In Malawi, the ruling Democratic People’s Party (DPP) is calling on the speaker of the national assembly and his deputy to resign. This comes after a recent court ruling gave the speaker the mandate to declare vacant seats of parliamentarians who have crossed over to join other political parties. The DPP contends that the speaker and his deputy have both joined other parties since becoming parliamentarians. Meanwhile, opposition parties have accused the government of deliberately “poaching” their members in parliament.

Henry Phoya is Malawi’s minister for justice and the DPP’s director of legal affairs. From the capital Lilongwe, he tells VOA English to Africa reporter Peter Clottey more about the DPP’s call for the speaker and his deputy to resign.

“That particular development follows a ruling, which was delivered by the Supreme Court of Appeal here in Malawi on Friday the 15th of June. The president had referred a matter concerning a provision of the constitution for a determination by the court. In its ruling, the Supreme Court informed the nation that a provision of the constitution, which has been invalidated in 2003, should be revalidated, and should be the valued provision we should be using on matters concerning the issue of crossing the floor in the house in parliament,” Phoya noted.

He said the speaker finds himself in a conflict of interest position ’s since he would be affected if the Supreme Court ruling were enforced.

“Our interpretation of that position shows that the speaker himself, the incumbent speaker would be caught by that provision, if we are to go ahead and use that provision as a now valid crossing the floor provision in our country,” he said.

Phoya said the DPP wanted to make public some of the challenges the Supreme Court’s ruling would bring about.

“The point we wanted to bring to the attention of the nation is that this provision, which has been revalidated brings some absurd consequences. That’s the point we wanted to bring to light,” Phoya pointed out.

He denied that only the ruling party would be affected if the Supreme Court’s ruling were to be enforced.

“Not at all because you may wish to know that if this ruling is enforced in parliament, it will not just be on the government side which would be affected. Even the opposition benches would have to bare the brunt of such a decision,” he said.

Phoya said opposition parties hold the majority seats in parliament.

“If you are talking about the question of numbers, even as we speak now, the opposition hold an urge over the government in terms of numbers. They are in the majority. So there would be nothing new if that were to happen in the house,” Phoya said.

He said the ruling DPP party wants a resolution to be found as the opposition accuses the government of “poaching” its parliamentarians.

“The DPP’s reaction to that has always been that the solution to that lies in the political arena rather than in the legal arena, that has always been our position. There are reasons why the president had to come out of his original party. And there are also reasons why a number of people followed him from that original party. These reasons are political. So we’ve always said let’s sit down at a political round table and sort out this problem,” he said.

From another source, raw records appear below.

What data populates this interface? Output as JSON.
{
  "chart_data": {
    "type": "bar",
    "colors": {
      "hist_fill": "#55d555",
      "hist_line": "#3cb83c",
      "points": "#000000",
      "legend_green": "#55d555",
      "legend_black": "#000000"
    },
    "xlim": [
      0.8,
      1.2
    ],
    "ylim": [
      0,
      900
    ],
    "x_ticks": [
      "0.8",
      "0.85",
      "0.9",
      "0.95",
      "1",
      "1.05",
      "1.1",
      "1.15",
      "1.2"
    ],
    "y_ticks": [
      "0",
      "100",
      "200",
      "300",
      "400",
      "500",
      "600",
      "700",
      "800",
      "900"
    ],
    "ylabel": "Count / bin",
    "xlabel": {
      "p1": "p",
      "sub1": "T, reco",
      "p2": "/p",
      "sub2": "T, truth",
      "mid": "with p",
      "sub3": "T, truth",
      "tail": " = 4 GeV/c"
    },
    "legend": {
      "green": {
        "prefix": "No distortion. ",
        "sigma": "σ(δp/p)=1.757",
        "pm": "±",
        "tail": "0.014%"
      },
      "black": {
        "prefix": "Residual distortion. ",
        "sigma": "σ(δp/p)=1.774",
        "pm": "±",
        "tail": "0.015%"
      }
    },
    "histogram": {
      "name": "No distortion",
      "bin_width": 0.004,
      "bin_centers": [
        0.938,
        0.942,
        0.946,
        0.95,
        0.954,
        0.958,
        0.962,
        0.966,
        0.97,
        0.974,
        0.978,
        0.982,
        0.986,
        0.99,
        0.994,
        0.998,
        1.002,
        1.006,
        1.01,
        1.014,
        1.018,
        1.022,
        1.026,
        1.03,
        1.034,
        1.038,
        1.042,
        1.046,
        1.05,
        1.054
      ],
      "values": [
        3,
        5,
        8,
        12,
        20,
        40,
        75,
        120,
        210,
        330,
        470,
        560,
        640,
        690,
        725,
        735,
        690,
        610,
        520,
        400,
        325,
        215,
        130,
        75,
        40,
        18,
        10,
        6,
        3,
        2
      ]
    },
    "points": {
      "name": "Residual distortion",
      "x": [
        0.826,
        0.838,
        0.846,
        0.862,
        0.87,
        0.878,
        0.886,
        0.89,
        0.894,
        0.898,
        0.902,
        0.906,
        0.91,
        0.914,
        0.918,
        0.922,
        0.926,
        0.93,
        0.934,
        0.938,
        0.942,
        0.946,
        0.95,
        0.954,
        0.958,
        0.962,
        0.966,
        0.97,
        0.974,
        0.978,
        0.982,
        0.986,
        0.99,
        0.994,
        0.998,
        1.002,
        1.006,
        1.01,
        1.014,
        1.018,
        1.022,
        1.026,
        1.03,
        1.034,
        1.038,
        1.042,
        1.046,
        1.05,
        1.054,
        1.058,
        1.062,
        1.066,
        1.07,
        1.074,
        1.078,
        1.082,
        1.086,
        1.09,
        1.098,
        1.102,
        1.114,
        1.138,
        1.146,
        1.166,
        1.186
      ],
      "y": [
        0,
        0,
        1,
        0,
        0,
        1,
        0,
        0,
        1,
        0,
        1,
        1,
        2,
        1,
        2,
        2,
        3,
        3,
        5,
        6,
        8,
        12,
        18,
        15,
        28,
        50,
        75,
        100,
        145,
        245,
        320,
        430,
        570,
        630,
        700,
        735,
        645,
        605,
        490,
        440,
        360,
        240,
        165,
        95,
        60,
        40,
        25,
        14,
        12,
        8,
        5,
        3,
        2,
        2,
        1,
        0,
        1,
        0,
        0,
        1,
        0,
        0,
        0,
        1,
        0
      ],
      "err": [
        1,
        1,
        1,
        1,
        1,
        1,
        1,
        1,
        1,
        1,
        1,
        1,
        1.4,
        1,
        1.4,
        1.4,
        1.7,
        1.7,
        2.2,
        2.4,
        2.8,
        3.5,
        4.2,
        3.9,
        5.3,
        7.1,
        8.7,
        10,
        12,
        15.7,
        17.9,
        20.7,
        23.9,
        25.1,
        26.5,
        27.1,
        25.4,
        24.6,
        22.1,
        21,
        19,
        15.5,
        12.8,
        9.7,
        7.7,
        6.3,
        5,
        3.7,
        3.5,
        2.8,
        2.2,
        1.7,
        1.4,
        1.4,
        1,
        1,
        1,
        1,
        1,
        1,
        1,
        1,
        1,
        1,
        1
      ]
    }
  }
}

Phoya said the opposition parties were not genuine in their attempt to resolve the political impasse with President Bingu Wa Mutharika.

“I think there is another side to that particular coin. Those of us on the side of the president are of the view that whatever attempts has been made by our friends on the other side have not been done in good faith,” Phoya said.

He said the ruling DPP is the party of the future.

“As a matter of fact, I think the future will brighten after the 2009 election because its quite clear that the party would come out stronger after those elections. It would scoop the majority of seats in the country. So the future of DPP is indeed very bright,” he noted.